SFDA Approval for Amoy Diagnostics Co. LTD.'s EML4-ALK Test

March 20, 2013 -- Amoy Diagnostics Co., LTD, announced today that its EML4-ALK Fusion Gene Detection Kit received market approval from China's State Food and Drug Administration (SFDA). The SFDA is the competent authority for regulating drugs and in vitro diagnostics in mainland China. The approval allows AmoyDx to market the EML4-ALK Fusion Detection test for clinical use in China.

Amoy Diagnostics announced CE marking for the EML4-ALK Fusion Detection kit earlier, in January of 2013.

The assay detects 21 different fusion products from rearrangements of the EML4 and ALK genes. The test has excellent sensitivity and accuracy, and has been validated on PCR instruments from several manufacturers (see below). The test kits are assembled in AmoyDx’s ISO13485-certified, GMP-compliant manufacturing plant.

The EML4-ALK fusion oncogene represents one of the newest molecular targets in non-small-cell lung cancer (NSCLC). The EML4-ALK protein possesses potent oncogenic activity both in vitro and in vivo. This activity can be blocked by small-molecule inhibitors such as Pfizer’s Xalkori.

Amoy Diagnostics is the major provider of EGFR mutation detection kits in China, where it is used in over 100 hospitals. The kits are used to identify non-small cell lung cancer patients who will benefit from treatment with anti-EGFR drugs such as Iressa or Tarceva. The company is partnered with AstraZeneca in China to promote molecular testing of lung cancer samples so that patients receive the most appropriate treatment option.

In addition to the EML4-ALK test, the AmoyDx EGFR, KRAS, BRAF and PIK3CA mutation detection kits are also SFDA approved for clinical use in China and have CE marking for IVD use in Europe. Molecular tests for rearrangements of the ROS1 and RET genes, found in 1% to 2% of NSCLC, are currently in clinical trials in China, and will be submitted for CE marking and SFDA for approval later this year. The company’s portfolio also includes gene expression assays to predict chemotherapy response, including ERCC1 for platinum-based chemotherapy and RRM1 for gemcitabine therapy.

“Our goal is to provide a comprehensive panel of molecular tests that will quickly and reliably identify driver mutations in cancer tissue so that patients can receive the most appropriate treatment based on the mutation profile of their tumor”, said Dr. David Whyte, VP of Global Development. “We believe firmly that real-time PCR is the technology of choice for therapeutic target identification, due to its ease of use and high sensitivity. In a matter of a few hours we can go from FFPE tissue to purified nucleic acid to actionable clinical information. This process can be readily scaled to include newly discovered driver mutations.”

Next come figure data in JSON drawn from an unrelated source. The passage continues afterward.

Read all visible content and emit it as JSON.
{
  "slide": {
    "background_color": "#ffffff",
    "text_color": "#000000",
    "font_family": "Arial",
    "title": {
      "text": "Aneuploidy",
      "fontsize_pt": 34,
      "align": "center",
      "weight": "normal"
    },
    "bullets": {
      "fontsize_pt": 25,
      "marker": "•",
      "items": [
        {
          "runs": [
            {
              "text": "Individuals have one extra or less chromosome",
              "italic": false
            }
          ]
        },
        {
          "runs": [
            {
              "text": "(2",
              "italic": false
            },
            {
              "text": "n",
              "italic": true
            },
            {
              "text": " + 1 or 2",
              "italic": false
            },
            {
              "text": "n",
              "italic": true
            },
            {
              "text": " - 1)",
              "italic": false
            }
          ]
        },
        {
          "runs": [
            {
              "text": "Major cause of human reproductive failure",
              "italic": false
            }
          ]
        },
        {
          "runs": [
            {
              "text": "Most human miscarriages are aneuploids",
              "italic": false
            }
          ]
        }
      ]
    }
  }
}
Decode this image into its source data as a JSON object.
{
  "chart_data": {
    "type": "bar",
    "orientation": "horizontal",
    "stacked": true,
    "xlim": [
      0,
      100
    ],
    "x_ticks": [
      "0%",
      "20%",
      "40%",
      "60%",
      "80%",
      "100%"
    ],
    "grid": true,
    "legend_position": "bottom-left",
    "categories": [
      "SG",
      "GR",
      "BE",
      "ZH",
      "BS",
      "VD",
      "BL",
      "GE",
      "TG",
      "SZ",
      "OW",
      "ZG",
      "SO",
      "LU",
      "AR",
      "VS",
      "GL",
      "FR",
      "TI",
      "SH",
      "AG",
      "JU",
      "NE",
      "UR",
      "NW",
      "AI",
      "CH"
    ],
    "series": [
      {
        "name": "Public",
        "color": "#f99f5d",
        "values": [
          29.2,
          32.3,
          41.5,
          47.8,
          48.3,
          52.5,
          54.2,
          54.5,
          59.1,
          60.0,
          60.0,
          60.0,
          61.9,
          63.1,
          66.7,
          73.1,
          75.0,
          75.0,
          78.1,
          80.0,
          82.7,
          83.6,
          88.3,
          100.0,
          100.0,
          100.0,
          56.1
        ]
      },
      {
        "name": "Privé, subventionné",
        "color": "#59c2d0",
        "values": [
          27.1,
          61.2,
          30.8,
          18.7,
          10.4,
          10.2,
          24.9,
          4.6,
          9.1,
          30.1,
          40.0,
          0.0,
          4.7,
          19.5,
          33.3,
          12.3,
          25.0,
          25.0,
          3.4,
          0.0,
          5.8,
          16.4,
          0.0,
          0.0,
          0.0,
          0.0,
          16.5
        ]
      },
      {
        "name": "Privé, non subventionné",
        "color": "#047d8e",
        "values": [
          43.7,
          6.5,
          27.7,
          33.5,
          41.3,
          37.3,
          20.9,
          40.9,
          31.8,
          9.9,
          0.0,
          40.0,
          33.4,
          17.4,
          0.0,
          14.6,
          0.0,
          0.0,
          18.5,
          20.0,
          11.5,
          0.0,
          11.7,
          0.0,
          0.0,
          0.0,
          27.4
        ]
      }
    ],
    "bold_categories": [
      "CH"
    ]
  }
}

The assays are based on proprietary technology developed in Amoy Diagnostic’s laboratory in Xiamen, China. The technology uses a patented two-step process to detect mutations in tumor nucleic acids. The method has excellent sensitivity and accuracy, and has been validated on PCR instruments from several manufacturers, including: Roche LightCycler 480; Stratagene Mx 3000P & 3005P; Applied Biosystems StepOnePlus, 7300, 7500 and 7900; Bio-Rad IQ5/CFX96; and the Qiagen Rotor-Gene Q. The kits are shipped via FedEx, DHL or other carriers to laboratories in over 30 countries.

For a list of articles that describe work performed with Amoy Diagnostics products, please visit:


Please send inquiries to: David Whyte, Ph.D. Email: Info@AmoyDx.com Tel: Xiamen, China +86 592 6806835; Belmont, CA, USA 650-954-1055, http://www.amoydx.com/en.

About Amoy Diagnostics: Amoy Diagnostics is a provider of state-of-the-art diagnostic products and services in the area of human oncology. Its customers include healthcare providers, academic institutions, and pharmaceutical companies. The company has a growing portfolio of molecular diagnostics tests for the emerging integration of personalized medicine into healthcare. Amoy Diagnostics' GMP manufacturing facility and ISO13485-certified labs are based in Xiamen, China.